– Как вы можете мне помочь? – сердито прошептала она. – Мой дедушка – ужасный человек. Говорят, что я ему угождала, поэтому если я останусь в живых, то как на меня будут смотреть?
Мое сердце забилось быстрее. Девочка думала о том, что может пережить суд, и о том, как сильно ее будут потом клеймить. И я не могла ей лгать: нужно время, чтобы мэванцы приняли ее и начали доверять, так же как и людям Журдена нужно время, чтобы полностью принять меня.
– Кила, давай я расскажу до конца о себе, и потом мы попробуем разобраться в твоих опасениях.
Я поведала о воспоминаниях, которые унаследовала от предка, Тристана Аллены, о его предательстве, о том, как он спрятал Камень Сумерек и заставил магию впасть в спячку, как убил последнюю королеву Мэваны. Рассказала о восстании, как я пересекла пролив, чтобы вернуть Камень, как Брендан Аллена узнал, что я – его дочь, и подбивал меня отречься от друзей и присоединиться к нему, самой принять корону с его помощью.
Это зацепило ее внимание больше, чем моя история со страстью. Я заметила, что она нас сравнивает – меня и себя, двух дочерей, пытавшихся вырваться из своих кровавых Домов.
– Но я всегда буду Ланнон, – возразила девочка. – Меня всегда будут ненавидеть, живой или мертвой.
– Но, Кила, разве одна только кровь создает Дом? Или же убеждения? Что сильнее сплачивает людей? Красная жидкость в венах или огонь в сердцах?

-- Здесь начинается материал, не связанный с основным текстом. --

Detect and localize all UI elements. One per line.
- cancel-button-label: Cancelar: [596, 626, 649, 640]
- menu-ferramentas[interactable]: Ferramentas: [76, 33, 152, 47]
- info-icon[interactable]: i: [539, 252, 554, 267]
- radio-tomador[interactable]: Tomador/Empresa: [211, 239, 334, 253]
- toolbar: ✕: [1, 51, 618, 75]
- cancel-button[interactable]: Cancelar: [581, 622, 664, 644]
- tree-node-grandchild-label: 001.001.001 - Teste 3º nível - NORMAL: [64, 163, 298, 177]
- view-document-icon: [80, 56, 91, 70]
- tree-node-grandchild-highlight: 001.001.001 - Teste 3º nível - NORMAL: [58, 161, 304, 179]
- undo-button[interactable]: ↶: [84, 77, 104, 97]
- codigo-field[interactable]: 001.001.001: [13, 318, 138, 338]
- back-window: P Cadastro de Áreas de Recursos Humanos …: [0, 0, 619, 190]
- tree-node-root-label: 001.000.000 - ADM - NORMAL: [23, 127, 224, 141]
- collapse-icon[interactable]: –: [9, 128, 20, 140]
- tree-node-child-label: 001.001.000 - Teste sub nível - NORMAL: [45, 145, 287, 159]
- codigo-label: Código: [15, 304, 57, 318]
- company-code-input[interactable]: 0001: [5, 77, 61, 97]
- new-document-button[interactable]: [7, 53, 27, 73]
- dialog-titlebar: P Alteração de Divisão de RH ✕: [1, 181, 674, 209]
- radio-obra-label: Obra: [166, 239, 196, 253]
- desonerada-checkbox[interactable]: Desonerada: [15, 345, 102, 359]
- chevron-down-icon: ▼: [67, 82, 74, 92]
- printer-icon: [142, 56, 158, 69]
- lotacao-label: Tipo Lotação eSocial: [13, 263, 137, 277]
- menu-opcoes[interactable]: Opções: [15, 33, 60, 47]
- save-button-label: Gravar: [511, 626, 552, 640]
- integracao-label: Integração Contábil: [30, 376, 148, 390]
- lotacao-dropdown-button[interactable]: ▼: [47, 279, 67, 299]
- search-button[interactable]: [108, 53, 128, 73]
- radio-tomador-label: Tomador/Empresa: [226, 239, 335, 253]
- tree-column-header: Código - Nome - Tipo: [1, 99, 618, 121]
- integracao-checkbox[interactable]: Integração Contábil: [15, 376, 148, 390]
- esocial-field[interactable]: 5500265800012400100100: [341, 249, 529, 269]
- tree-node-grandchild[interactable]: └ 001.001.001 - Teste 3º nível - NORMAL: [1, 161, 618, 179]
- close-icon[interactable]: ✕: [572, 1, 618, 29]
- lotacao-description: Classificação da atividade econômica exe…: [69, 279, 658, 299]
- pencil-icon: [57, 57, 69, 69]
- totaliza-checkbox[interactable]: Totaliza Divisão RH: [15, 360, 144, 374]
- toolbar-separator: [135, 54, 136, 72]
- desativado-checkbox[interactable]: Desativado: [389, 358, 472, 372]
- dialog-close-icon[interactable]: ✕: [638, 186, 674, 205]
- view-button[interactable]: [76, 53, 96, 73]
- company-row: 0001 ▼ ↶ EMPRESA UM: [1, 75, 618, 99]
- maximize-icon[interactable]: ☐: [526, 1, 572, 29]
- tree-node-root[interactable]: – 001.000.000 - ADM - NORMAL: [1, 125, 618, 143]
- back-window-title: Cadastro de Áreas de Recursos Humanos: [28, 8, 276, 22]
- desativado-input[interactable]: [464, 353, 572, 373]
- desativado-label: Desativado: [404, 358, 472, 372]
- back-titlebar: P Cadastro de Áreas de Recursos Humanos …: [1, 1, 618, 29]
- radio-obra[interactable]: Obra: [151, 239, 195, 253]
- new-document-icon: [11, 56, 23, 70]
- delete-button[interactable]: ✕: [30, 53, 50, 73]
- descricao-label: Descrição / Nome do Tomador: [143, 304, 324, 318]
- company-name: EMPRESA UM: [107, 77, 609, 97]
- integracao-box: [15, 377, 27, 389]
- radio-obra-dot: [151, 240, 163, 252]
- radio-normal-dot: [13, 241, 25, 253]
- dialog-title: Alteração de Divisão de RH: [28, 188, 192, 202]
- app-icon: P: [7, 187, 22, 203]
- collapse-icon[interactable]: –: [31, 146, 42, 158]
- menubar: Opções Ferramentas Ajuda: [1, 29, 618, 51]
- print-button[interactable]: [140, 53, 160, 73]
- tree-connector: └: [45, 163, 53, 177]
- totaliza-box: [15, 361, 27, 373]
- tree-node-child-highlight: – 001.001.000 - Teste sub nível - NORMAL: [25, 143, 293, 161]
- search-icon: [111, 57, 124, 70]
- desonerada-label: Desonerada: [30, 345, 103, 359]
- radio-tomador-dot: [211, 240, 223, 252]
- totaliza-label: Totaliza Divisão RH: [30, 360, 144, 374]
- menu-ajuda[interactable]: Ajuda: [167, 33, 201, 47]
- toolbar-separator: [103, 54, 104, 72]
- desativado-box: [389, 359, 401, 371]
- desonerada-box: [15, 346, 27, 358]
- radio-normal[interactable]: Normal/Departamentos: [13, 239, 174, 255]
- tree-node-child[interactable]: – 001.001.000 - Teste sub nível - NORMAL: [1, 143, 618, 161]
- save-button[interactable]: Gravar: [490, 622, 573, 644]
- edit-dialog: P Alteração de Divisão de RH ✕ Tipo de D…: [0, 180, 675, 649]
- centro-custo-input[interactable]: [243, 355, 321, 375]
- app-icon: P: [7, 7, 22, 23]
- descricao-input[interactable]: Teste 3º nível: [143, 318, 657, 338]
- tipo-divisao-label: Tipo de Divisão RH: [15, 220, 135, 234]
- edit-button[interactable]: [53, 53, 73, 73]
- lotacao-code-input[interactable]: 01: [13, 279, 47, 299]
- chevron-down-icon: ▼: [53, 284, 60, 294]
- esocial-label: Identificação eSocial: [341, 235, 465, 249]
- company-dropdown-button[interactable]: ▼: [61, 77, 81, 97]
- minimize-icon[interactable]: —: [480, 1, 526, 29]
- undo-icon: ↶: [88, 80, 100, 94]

Она покачала головой, из ее глаз брызнули слезы.
– Кила, я хочу, чтобы ты жила. Как и твой брат Эван. – Я вытащила из кармана картинку и разгладила ее на полу. – Он хотел, чтобы я передала тебе этот рисунок, который напомнил ему о временах, когда ты мечтала стать принцессой гор.
Юная пленница заплакала. Я хотела ее утешить, но осталась на месте, ноги занемели на твердом полу. Пусть она сама подойдет к бумаге.
Кила взяла листок, яростно вытерла слезы и, вернувшись на койку, стала любоваться картинкой.
– Он не умер? Папа говорил, что умер, – сказала Кила, успокоившись, – что новая королева разрезала его на куски.
– Эван очень даже жив. – Я прокляла ложь, которую отец намеренно скормил девочке. – Мы с Эоданом Морганом взяли его под свою защиту и будем защищать и тебя.
– Но люди меня ненавидят! – воскликнула она. – Они хотят моей крови. Они хотят всей моей крови!
– А есть причина, почему им хочется твоей крови, Кила?
Она готова была опять разрыдаться.
– Нет. Да. Я не знаю!
– А каково тебе было жить принцессой в замке?
Она молчала, но я чувствовала, что вопрос достиг цели.
– Тебя били, Кила? Заставляли поступать жестоко? – Я помолчала, мое сердце колотилось. – Это отец приказывал тебе издеваться над служанками?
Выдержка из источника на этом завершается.